By the looks of the schematic, you’d want to go out with the two centre pins and in on either the top or the bottom, depending on whether you want ‘on’ to be up or down. If you put the active and neutral on to the centre pins then the neon will alsways be on, even when the pump is off.


----------



## scooterism (3/1/18)

pirateagenda said:


> it would be nice if it lit up when on.
> 
> so to do that i just go active in 3 out 1 to pump, neutral in 4 out 2 to pump?
> 
> Thanks



Did this work for you?


----------



## pirateagenda (3/1/18)

I havent finished up the build yet. Had to wait a while on some bits then ive been too busy since!


----------



## scooterism (3/1/18)

So, to get this right, your common is in the middle, your device (active) at one pole and Neutral at the other?

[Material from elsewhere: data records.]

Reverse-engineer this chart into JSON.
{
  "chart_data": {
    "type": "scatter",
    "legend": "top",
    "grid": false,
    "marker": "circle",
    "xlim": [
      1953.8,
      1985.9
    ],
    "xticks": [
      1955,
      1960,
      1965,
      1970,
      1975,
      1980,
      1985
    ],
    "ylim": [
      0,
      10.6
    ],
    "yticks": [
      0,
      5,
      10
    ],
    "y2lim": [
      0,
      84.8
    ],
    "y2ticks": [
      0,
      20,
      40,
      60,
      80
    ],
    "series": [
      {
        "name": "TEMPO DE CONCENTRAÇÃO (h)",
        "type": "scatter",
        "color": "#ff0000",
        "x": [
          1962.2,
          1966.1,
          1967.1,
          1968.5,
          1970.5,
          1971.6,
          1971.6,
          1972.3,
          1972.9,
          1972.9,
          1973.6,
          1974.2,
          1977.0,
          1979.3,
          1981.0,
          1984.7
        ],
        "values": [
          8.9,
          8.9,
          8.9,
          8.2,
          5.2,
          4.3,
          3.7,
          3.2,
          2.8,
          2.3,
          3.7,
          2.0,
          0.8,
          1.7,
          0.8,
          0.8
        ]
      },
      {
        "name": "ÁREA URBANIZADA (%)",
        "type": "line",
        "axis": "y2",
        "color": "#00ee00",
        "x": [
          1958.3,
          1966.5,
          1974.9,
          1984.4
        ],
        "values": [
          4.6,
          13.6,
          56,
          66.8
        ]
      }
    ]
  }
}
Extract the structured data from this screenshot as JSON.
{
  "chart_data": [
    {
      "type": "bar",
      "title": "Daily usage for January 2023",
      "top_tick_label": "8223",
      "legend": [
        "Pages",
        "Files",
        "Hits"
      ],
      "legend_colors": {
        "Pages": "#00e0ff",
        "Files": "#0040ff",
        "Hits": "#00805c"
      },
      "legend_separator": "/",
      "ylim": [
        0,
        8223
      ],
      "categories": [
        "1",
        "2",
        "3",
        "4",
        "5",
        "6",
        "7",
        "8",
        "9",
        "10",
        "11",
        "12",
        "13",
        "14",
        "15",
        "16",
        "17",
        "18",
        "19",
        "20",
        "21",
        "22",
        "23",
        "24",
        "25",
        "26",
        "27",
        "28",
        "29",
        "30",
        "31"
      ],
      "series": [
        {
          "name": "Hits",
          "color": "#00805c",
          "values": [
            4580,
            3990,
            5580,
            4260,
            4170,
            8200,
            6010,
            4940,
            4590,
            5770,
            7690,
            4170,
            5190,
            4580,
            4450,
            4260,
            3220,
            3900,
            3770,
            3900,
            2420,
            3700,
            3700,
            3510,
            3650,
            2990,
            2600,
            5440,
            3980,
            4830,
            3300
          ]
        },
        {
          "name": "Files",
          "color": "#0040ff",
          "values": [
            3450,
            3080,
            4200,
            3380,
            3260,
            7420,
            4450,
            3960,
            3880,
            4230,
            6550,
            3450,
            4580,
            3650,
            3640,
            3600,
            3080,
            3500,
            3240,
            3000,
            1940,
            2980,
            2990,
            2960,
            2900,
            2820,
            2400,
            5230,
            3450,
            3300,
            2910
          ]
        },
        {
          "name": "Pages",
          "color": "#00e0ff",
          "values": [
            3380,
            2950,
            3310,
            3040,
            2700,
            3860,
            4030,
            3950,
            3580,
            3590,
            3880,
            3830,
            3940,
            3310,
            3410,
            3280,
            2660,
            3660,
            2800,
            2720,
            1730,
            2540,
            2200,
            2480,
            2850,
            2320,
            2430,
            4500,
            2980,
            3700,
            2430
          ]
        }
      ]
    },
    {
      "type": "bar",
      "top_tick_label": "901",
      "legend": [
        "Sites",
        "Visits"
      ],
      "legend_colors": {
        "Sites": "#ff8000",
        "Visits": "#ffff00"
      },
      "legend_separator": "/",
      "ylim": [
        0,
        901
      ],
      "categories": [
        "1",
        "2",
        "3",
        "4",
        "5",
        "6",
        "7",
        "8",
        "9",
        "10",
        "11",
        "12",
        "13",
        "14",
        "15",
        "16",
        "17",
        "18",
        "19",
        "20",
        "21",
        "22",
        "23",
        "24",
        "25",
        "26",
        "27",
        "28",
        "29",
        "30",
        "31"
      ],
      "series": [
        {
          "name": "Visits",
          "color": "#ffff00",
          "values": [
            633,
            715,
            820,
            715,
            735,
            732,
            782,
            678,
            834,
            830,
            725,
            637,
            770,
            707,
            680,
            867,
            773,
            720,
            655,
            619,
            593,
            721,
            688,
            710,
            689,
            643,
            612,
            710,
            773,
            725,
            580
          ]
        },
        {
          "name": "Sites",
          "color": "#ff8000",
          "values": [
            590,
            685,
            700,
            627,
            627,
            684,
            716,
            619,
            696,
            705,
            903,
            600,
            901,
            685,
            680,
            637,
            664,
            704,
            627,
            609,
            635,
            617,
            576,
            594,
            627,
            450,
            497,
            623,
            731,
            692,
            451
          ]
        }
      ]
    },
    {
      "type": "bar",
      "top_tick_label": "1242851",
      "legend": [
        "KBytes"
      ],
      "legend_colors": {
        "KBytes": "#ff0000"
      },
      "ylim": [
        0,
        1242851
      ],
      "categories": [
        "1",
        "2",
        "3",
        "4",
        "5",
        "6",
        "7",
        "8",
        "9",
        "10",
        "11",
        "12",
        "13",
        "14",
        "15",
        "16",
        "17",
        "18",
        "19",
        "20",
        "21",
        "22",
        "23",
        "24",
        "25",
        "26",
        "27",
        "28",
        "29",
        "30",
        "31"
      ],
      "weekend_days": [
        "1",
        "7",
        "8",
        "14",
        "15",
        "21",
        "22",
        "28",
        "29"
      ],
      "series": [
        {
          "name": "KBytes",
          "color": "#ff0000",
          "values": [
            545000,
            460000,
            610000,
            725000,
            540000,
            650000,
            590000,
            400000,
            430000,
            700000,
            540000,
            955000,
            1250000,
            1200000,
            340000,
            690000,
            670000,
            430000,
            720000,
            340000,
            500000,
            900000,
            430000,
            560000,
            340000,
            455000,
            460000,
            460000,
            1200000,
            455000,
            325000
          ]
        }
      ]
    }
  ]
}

Edit; looking at one side of the switch. 2-4-6 or 1-3-5


----------



## Bridgey23 (3/1/18)

I've got the same switch. Just wired it up last week for the pump on my flooded font. I connected the out (to the pump) to the centre pins and the in (coming from the mains) to pins 5 & 6 as you've numbered them. 
When switched on it turns the pump on and the led light comes on. When switched off the light is off. 
Pretty sure it has to be 240v to activate the led unless you do a bit of fancy wiring. 


So basically my live wires are 3 & 5 and my neutral wires are 4 & 6 as you've got them numbered. 

This was done to put an inline on-off switch to control a water pump. I striped the wire cover on the lead where I wanted the switch and cut the live and neutral wires leaving the ground wire intact and then connected as above. 

I'm no expert just a lot of googling and trial and error. Not something I advise. Tripped my house breaker a couple of times. [emoji15]


----------